The late Professor Tyndall was both an original investigator of natural phenomena and a teacher who could make his discoveries plain to the ordinary mind as he could to the scientist working in the same field as himself.
Discovering a truth in Nature or in political economies is work only half done if the discoverer wishes to make it known to those in whose interest he claims to be working.
Labor, iron labor, makes the scholar, says Emerson.
Labor, iron labor, gave Tyndall the faculty that, made him intelligible and interesting to the young, and the right to preside at a meeting of Humboldts.
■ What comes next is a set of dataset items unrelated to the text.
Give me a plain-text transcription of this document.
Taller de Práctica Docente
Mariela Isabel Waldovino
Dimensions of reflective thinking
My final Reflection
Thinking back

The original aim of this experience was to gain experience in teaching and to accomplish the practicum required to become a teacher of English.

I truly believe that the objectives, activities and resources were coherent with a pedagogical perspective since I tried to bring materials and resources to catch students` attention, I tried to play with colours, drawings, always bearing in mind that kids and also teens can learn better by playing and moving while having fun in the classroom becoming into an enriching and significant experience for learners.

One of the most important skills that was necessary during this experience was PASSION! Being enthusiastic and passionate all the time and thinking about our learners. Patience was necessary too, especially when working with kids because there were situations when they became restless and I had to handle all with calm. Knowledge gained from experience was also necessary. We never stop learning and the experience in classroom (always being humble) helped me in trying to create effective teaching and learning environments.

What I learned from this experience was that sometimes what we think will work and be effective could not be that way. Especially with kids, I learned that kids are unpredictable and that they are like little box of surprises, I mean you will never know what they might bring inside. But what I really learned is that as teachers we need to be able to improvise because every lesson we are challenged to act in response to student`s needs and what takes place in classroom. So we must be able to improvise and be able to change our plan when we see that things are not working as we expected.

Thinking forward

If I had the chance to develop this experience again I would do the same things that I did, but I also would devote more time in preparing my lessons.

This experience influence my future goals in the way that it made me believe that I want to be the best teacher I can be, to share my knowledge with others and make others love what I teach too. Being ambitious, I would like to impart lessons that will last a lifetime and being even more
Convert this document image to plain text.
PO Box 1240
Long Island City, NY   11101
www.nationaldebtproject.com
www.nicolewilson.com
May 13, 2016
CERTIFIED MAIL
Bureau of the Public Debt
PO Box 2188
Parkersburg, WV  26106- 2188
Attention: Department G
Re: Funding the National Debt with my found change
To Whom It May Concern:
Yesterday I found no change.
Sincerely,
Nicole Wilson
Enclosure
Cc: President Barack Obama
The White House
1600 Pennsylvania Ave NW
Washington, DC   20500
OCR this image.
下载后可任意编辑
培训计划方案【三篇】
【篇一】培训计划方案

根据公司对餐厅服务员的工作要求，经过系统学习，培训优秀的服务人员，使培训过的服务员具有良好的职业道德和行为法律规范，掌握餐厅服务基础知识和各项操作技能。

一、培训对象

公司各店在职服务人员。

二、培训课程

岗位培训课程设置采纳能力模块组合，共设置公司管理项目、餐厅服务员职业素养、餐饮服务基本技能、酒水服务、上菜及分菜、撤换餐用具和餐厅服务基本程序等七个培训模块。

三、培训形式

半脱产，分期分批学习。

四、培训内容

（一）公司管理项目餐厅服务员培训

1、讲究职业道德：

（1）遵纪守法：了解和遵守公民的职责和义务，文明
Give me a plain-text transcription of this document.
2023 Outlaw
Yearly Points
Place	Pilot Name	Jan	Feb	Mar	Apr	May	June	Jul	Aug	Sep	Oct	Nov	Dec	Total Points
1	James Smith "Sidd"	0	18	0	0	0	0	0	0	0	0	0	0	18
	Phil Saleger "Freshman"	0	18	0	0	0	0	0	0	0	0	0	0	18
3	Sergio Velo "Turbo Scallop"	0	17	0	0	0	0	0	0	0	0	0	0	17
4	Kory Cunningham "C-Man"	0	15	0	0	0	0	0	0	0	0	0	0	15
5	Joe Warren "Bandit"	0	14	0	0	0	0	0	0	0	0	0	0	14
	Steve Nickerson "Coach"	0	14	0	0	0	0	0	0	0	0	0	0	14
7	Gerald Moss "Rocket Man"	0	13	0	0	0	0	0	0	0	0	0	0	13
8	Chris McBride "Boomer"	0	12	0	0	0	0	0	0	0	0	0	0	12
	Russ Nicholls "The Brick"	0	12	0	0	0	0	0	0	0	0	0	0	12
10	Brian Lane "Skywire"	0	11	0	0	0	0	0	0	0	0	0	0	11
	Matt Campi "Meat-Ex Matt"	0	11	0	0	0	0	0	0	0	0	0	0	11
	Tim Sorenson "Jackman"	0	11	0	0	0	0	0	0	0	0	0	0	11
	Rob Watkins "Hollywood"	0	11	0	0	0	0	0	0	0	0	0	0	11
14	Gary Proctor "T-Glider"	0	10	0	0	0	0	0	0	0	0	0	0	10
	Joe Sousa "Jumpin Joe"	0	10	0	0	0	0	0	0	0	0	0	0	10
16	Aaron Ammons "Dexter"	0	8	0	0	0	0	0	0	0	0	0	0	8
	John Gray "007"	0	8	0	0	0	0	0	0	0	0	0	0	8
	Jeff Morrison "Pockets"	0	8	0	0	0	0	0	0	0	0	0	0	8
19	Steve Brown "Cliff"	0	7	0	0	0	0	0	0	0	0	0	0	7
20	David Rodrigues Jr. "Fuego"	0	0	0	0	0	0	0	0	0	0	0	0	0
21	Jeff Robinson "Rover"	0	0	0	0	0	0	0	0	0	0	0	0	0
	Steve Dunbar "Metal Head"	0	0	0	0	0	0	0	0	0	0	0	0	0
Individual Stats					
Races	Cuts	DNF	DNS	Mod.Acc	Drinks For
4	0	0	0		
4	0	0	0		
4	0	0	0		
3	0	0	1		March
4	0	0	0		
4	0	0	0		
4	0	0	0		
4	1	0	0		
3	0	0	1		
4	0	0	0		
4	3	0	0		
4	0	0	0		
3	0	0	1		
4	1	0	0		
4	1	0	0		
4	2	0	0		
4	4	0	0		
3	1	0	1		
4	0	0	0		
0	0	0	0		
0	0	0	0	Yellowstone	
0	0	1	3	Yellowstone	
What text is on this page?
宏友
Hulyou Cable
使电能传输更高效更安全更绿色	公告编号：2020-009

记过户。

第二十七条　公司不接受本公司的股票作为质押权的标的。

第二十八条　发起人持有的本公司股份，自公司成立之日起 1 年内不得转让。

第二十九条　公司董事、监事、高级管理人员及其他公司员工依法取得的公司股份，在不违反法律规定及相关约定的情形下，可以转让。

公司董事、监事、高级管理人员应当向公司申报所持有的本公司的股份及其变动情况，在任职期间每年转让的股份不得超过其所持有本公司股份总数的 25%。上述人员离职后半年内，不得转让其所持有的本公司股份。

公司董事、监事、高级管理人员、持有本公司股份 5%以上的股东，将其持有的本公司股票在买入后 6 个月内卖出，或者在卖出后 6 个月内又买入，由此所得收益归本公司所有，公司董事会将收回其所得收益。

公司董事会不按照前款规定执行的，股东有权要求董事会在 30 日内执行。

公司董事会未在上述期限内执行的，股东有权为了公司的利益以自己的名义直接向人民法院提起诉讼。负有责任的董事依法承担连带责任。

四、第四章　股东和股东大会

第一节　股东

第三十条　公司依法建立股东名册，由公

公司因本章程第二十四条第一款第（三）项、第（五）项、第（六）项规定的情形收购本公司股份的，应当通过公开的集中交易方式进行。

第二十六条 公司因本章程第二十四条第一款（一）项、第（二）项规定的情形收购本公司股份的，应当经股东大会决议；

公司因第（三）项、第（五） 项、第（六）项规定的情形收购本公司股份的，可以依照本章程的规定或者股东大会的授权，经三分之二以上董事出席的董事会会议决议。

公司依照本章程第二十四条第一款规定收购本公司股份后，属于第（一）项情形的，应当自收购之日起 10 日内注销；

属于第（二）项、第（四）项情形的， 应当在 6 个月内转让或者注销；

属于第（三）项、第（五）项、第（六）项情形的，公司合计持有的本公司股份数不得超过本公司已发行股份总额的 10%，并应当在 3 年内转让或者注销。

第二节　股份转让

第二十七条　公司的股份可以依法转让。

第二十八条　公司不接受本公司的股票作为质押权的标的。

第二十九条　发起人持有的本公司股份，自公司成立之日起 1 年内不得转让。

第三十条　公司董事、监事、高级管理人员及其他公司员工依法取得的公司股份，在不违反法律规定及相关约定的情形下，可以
But there is pride of intellect as well as pride of riches, and none shows this pride as do the writers on political economy who have made it the "dismal science," instead of having made it the A, B, C of our mental furniture, as it should be with the people of a republic.
Making a good use of our means in our home and business affairs is good economics.
Making a poor use of them is bad economics.
That is all there is to this word, whether it is our private affairs or those of the nation that are being considered.
If we live up to our laws, and yet want and privation exist while there is more than sufficient for all, then the fault must, be in those laws.
Making a scapegoat of the foreigner for those conditions because he will not buy our wheat, or use a metal that we have an overplus of, places us side by side with the witch-burner of old. We are just as ignorant in one way, as he was in another.